Claudio Medina

Personal information
- Full name: Claudio Medina Ricoy
- Date of birth: 4 September 1993 (age 32)
- Place of birth: León, Spain
- Height: 1.86 m (6 ft 1 in)
- Position: Forward

Team information
- Current team: Caudal

Youth career
- 2000–2005: Casa León
- 2005–2007: Cultural Leonesa
- 2007–2008: Huracán Z
- 2008–2012: Peña

Senior career*
- Years: Team / Apps / (Gls)
- 2012–2014: La Bañeza / 66 / (15)
- 2014–2015: Numancia B / 30 / (7)
- 2015–2016: Langreo / 36 / (28)
- 2016–2018: Sporting B / 75 / (40)
- 2018–2020: Elche / 17 / (0)
- 2018–2019: → Mirandés (loan) / 35 / (12)
- 2020–2022: Burgos / 36 / (6)
- 2022–2023: Cultural Leonesa / 27 / (2)
- 2023–2024: Real Avilés / 31 / (9)
- 2024–: Caudal / 33 / (19)

= Claudio Medina =

Spanish footballer

Claudio Medina Ricoy (born 4 September 1993) is a Spanish footballer who plays as a forward for Tercera Federación club Caudal.

==Club career==
Born in León, Castile and León, Medina represented Casa Club León FC, Cultural y Deportiva Leonesa, CD Huracán Z and CDF Peña as a youth. In 2012, after finishing his formation, he signed for Tercera División side La Bañeza FC.

On 14 July 2014, Medina joined CD Numancia and was assigned to the reserves also in the fourth division. On 21 July of the following year, he moved to fellow league team UP Langreo, and scored a career-best 28 goals during the campaign.

On 25 July 2016, Medina agreed to a contract with another reserve team, Sporting de Gijón B still in division four.
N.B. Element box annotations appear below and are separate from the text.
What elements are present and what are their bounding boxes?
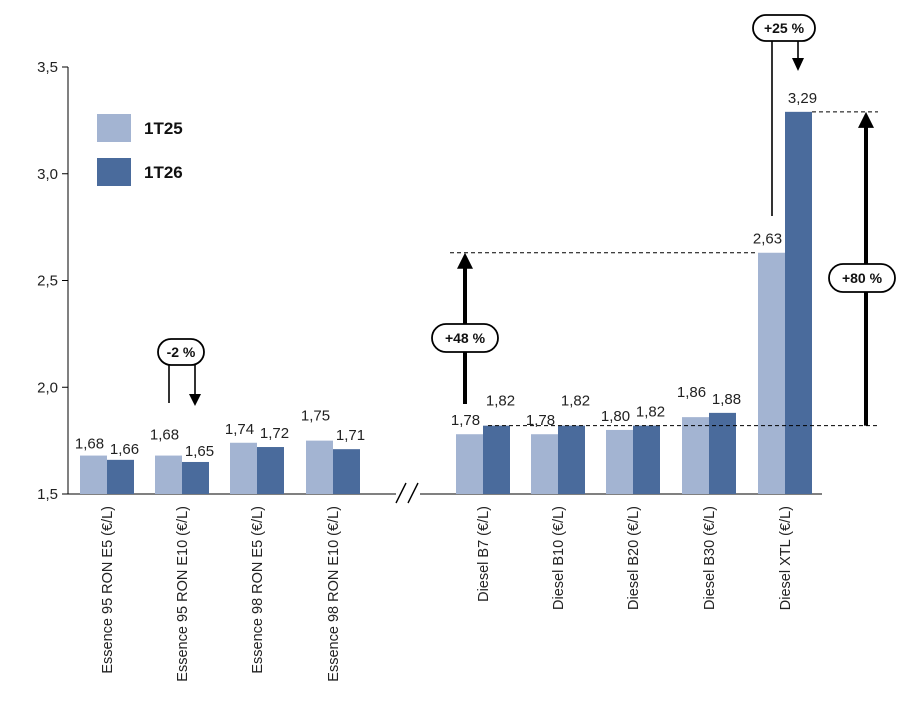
bar-1T26-6 xyxy=(558,425,585,494)
bar-1T25-8 xyxy=(682,417,709,494)
value-label-1T26-7: 1,82 xyxy=(636,404,665,421)
category-label-5: Diesel B7 (€/L) xyxy=(476,506,492,602)
change-arrowhead xyxy=(189,394,201,406)
category-label-9: Diesel XTL (€/L) xyxy=(778,506,794,610)
category-label-2: Essence 95 RON E10 (€/L) xyxy=(175,506,191,682)
bar-1T25-7 xyxy=(606,429,633,494)
value-label-1T25-8: 1,86 xyxy=(677,384,706,401)
value-label-1T25-4: 1,75 xyxy=(301,408,330,425)
legend-swatch-1T25 xyxy=(97,114,131,142)
category-label-1: Essence 95 RON E5 (€/L) xyxy=(100,506,116,674)
axis-break-mark xyxy=(407,482,419,504)
annotation-minus-2-text: -2 % xyxy=(167,344,196,360)
value-label-1T25-7: 1,80 xyxy=(601,408,630,425)
legend: 1T25 1T26 xyxy=(97,114,183,186)
y-tick-label: 2,0 xyxy=(37,379,58,396)
bars xyxy=(80,111,812,495)
value-label-1T26-4: 1,71 xyxy=(336,427,365,444)
legend-label-1T25: 1T25 xyxy=(144,119,183,138)
value-label-1T25-6: 1,78 xyxy=(526,412,555,429)
value-label-1T26-8: 1,88 xyxy=(712,391,741,408)
legend-label-1T26: 1T26 xyxy=(144,163,183,182)
category-labels: Essence 95 RON E5 (€/L) Essence 95 RON E1… xyxy=(100,506,794,682)
value-labels: 1,68 1,68 1,74 1,75 1,78 1,78 1,80 1,86 2,63 1,66… xyxy=(75,90,817,460)
bar-1T25-1 xyxy=(80,455,107,494)
annotation-minus-2-badge xyxy=(157,338,205,366)
bar-1T26-8 xyxy=(709,412,736,494)
bar-1T26-7 xyxy=(633,425,660,494)
annotations: -2 % +25 % +48 % +80 % xyxy=(157,14,896,427)
bar-1T25-2 xyxy=(155,455,182,494)
category-label-3: Essence 98 RON E5 (€/L) xyxy=(250,506,266,674)
category-label-8: Diesel B30 (€/L) xyxy=(702,506,718,610)
bar-1T26-9 xyxy=(785,111,812,495)
bar-1T26-3 xyxy=(257,447,284,494)
bar-1T26-5 xyxy=(483,425,510,494)
y-tick-label: 3,5 xyxy=(37,59,58,76)
bar-1T26-2 xyxy=(182,461,209,494)
gap-arrowhead xyxy=(858,111,874,128)
annotation-plus-25-badge xyxy=(752,14,816,42)
bar-1T25-5 xyxy=(456,434,483,494)
bar-1T26-1 xyxy=(107,459,134,494)
annotation-plus-25-text: +25 % xyxy=(764,20,805,36)
bar-1T25-4 xyxy=(306,440,333,494)
annotation-plus-80-badge xyxy=(828,263,896,293)
bar-1T25-3 xyxy=(230,442,257,494)
y-tick-label: 3,0 xyxy=(37,166,58,183)
annotation-plus-48-badge xyxy=(431,323,499,353)
value-label-1T26-5: 1,82 xyxy=(486,393,515,410)
annotation-plus-80-text: +80 % xyxy=(842,270,883,286)
bar-1T26-4 xyxy=(333,449,360,494)
category-label-6: Diesel B10 (€/L) xyxy=(551,506,567,610)
value-label-1T26-6: 1,82 xyxy=(561,393,590,410)
value-label-1T25-1: 1,68 xyxy=(75,436,104,453)
category-label-4: Essence 98 RON E10 (€/L) xyxy=(326,506,342,682)
value-label-1T26-3: 1,72 xyxy=(260,425,289,442)
y-tick-label: 1,5 xyxy=(37,486,58,503)
bar-1T25-6 xyxy=(531,434,558,494)
value-label-1T26-9: 3,29 xyxy=(788,90,817,107)
value-label-1T25-2: 1,68 xyxy=(150,427,179,444)
legend-swatch-1T26 xyxy=(97,158,131,186)
value-label-1T25-9: 2,63 xyxy=(753,231,782,248)
value-label-1T25-3: 1,74 xyxy=(225,421,254,438)
y-tick-label: 2,5 xyxy=(37,273,58,290)
gap-arrowhead xyxy=(457,252,473,269)
bar-1T25-9 xyxy=(758,252,785,494)
y-axis: 1,5 2,0 2,5 3,0 3,5 xyxy=(37,59,69,503)
change-arrowhead xyxy=(792,58,804,71)
annotation-plus-48-text: +48 % xyxy=(445,330,486,346)
value-label-1T26-2: 1,65 xyxy=(185,443,214,460)
value-label-1T25-5: 1,78 xyxy=(451,412,480,429)
value-label-1T26-1: 1,66 xyxy=(110,441,139,458)
axis-break-mark xyxy=(395,482,407,504)
category-label-7: Diesel B20 (€/L) xyxy=(626,506,642,610)
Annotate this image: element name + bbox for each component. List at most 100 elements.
He again netted 28 times in 2016–17, as his team achieved promotion to Segunda División B, and scored a further 12 in 2017–18 as they missed a consecutive promotion in the play-offs.

On 24 July 2018, Medina signed for Segunda División side Elche CF, but was loaned to CD Mirandés in the third level on 28 August. He was also a regular starter for the latter club, again scoring 12 goals as the Rojillos achieved promotion to the second division.
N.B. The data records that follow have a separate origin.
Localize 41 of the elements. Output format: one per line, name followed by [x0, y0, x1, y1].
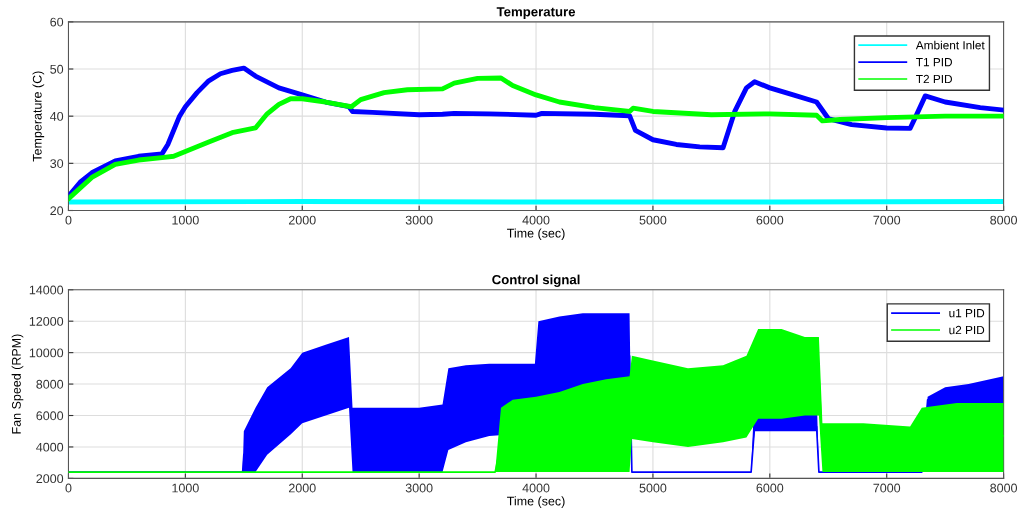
y-tick-label: 40 — [50, 111, 64, 121]
x-tick-label: 6000 — [756, 483, 784, 493]
y-tick-label: 50 — [50, 64, 64, 74]
x-tick-label: 0 — [65, 483, 72, 493]
x-tick-label: 5000 — [639, 215, 667, 225]
y-tick-label: 20 — [50, 206, 64, 216]
x-axis-title: Time (sec) — [507, 496, 565, 508]
chart-title: Control signal — [492, 274, 580, 287]
y-tick-label: 6000 — [36, 411, 64, 421]
x-tick-label: 7000 — [873, 483, 901, 493]
x-tick-label: 1000 — [172, 483, 199, 493]
y-tick-label: 12000 — [29, 316, 64, 326]
y-tick-label: 8000 — [36, 379, 64, 389]
legend-label: u2 PID — [949, 325, 985, 335]
y-tick-label: 2000 — [36, 474, 64, 484]
x-tick-label: 2000 — [288, 215, 316, 225]
x-tick-label: 2000 — [288, 483, 316, 493]
legend-label: T2 PID — [916, 74, 952, 84]
x-tick-label: 7000 — [873, 215, 901, 225]
legend-label: u1 PID — [949, 309, 985, 318]
x-tick-label: 6000 — [756, 215, 784, 225]
y-axis-title: Temperature (C) — [32, 71, 45, 162]
x-tick-label: 4000 — [522, 483, 550, 493]
y-tick-label: 60 — [50, 17, 64, 27]
x-axis-title: Time (sec) — [507, 228, 565, 241]
y-axis-title: Fan Speed (RPM) — [11, 334, 24, 434]
x-tick-label: 0 — [65, 215, 72, 225]
x-tick-label: 3000 — [405, 215, 433, 225]
x-tick-label: 4000 — [522, 215, 550, 225]
x-tick-label: 8000 — [990, 483, 1018, 493]
x-tick-label: 5000 — [639, 483, 667, 493]
y-tick-label: 10000 — [29, 348, 64, 358]
y-tick-label: 30 — [50, 159, 64, 168]
x-tick-label: 1000 — [172, 215, 199, 225]
legend-label: T1 PID — [916, 58, 952, 67]
x-tick-label: 8000 — [990, 215, 1018, 225]
y-tick-label: 4000 — [36, 442, 64, 452]
legend-label: Ambient Inlet — [915, 40, 985, 50]
x-tick-label: 3000 — [405, 483, 433, 493]
chart-title: Temperature — [496, 7, 576, 20]
y-tick-label: 14000 — [29, 285, 64, 295]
Upon returning to the Franjiverdes, Medina was included in the first team squad and made his professional debut on 8 September 2019, coming on as a late substitute for Yacine Qasmi in a 1–1 home draw against CD Lugo.

On 2 October 2020, after contributing with 18 appearances overall during the season as his side achieved promotion to La Liga, Medina terminated his contract with Elche, and joined Burgos CF in the third division just hours later.

On 13 July 2022, Medina returned to Cultural, now being assigned to the first team in Primera Federación.